The current health care crise du jour – obesity, and its evil cousins diabetes and heart disease – are crippling health care systems. I know it. You know it. Everyone who hasn’t been living under a rock for the past 10 years knows it.
The obvious remedy (for most of the population)? Stop smoking, get more exercise, and eat fewer but more nutritious calories. It’s not rocket science, so why don’t we do it?
According to Sandra Ahten, a weight loss coach and founder of The Reasonable Diet, much of the answer lies in preparation and planning, in other words controlling our environment to reduce moments of choice (Should I have dessert or not?

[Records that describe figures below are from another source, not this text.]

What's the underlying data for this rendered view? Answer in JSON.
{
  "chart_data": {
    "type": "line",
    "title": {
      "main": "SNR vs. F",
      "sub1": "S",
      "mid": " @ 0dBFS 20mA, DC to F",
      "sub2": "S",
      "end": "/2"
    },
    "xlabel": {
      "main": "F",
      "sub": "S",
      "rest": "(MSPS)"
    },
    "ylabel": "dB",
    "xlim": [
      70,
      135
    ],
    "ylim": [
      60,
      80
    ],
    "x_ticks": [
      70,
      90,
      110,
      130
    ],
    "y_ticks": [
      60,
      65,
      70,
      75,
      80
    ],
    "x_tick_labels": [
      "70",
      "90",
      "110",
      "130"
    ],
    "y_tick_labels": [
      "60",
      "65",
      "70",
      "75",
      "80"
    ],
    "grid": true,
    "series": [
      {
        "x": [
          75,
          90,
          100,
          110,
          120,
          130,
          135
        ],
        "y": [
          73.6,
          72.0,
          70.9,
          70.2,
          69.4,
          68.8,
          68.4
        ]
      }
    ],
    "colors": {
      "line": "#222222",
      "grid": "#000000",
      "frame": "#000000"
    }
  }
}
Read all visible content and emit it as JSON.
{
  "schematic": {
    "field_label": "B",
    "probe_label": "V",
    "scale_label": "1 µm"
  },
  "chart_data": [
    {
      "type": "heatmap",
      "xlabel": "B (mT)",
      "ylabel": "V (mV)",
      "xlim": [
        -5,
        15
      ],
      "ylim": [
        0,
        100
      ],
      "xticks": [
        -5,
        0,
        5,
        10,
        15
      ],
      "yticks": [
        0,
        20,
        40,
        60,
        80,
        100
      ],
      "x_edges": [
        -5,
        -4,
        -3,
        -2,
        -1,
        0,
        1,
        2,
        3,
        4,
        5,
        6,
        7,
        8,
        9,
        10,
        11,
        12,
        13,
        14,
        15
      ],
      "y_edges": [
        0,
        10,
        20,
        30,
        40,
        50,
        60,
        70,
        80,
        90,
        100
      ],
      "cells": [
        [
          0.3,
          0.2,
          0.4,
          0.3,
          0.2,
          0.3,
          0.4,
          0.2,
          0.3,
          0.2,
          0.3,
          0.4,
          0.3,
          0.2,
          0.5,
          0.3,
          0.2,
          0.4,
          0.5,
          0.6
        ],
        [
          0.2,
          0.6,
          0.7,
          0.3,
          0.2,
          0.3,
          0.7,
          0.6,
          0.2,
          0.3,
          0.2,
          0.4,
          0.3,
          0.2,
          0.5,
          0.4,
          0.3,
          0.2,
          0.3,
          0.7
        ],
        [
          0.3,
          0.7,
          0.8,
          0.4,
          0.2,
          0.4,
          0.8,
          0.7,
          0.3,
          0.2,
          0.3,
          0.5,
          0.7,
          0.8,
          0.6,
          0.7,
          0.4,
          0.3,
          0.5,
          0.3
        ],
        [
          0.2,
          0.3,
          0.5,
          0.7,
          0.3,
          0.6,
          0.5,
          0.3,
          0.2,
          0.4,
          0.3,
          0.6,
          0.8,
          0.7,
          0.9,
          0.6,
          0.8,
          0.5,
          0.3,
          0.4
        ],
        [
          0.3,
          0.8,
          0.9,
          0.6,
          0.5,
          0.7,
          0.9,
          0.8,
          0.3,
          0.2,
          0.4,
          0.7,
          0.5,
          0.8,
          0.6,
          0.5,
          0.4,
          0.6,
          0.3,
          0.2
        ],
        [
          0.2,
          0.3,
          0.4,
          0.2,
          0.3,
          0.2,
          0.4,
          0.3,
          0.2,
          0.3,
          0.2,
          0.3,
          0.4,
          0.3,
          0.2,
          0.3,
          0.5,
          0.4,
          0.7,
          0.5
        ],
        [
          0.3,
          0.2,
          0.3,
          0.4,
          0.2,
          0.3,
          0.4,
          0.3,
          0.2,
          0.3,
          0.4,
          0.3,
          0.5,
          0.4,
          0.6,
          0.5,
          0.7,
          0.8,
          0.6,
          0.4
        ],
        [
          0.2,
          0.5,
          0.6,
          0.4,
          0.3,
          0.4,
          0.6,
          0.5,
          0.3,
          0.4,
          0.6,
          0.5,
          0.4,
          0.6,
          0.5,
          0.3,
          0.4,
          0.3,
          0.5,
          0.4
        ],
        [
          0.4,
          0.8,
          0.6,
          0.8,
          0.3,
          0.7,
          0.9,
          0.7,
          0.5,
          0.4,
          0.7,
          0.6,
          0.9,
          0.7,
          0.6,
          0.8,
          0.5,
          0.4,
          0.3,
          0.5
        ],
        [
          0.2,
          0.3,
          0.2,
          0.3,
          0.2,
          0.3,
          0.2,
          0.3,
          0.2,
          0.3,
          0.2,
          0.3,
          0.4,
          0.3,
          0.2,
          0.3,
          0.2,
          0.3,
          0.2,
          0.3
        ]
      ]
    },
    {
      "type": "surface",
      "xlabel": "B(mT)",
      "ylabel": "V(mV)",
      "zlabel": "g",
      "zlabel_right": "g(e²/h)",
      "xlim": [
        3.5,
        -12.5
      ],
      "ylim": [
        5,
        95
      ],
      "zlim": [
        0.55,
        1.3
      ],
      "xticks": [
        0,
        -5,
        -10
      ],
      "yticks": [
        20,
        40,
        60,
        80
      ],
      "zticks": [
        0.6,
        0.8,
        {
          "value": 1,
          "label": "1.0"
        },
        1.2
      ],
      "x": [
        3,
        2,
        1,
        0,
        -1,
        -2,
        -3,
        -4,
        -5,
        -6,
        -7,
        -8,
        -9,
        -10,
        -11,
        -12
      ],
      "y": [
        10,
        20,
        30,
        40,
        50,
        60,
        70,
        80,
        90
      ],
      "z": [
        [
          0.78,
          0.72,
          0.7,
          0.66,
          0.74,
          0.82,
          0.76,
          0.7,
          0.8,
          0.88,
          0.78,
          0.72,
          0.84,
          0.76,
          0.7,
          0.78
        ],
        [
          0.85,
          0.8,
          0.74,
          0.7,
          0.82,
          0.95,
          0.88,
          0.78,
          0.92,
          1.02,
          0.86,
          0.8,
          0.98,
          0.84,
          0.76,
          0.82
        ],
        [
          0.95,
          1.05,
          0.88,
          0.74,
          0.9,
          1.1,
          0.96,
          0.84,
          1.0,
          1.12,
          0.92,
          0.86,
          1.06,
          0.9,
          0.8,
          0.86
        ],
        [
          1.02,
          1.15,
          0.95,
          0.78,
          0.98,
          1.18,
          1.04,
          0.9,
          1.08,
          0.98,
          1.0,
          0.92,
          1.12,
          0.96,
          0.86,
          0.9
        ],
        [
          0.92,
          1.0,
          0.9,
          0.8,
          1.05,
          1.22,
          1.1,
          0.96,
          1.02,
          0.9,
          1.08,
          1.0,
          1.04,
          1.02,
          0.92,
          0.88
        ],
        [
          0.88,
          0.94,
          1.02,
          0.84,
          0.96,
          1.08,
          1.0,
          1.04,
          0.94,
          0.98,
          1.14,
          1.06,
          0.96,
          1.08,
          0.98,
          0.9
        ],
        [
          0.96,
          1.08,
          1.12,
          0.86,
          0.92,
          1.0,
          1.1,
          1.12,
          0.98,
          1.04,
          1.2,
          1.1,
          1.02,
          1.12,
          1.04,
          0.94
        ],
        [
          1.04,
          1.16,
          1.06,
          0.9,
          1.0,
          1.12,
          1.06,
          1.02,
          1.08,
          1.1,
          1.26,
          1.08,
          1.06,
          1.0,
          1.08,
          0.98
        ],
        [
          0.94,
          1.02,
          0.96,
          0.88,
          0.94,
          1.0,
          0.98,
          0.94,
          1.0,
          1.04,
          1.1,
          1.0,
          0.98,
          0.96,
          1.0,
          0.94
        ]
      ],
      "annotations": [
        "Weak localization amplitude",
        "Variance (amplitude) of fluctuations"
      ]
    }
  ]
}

I know I should take the stairs, but I don’t feel like it.)
By controlling what we can of our environment, we help to set ourselves up for success (ie, weight loss, more exercise). She cites the statistic from Mindless Eating by Brian Wansink, PhD, that we make more than 200 food decisions each day. As Ahten notes, that’s “entirely too many for our willpower to handle.” You can say ‘No’ only so many times.
But beyond controlling our own home, work, and social eating environments, what about the bigger picture – retooling our societies for healthy living? Such large-scale changes are termed ‘structural interventions’ and Caitlin Rothermel discusses a recent article in JAMA on the benefits of structural interventions, their economic implications, and the role of health economists in making those calculations.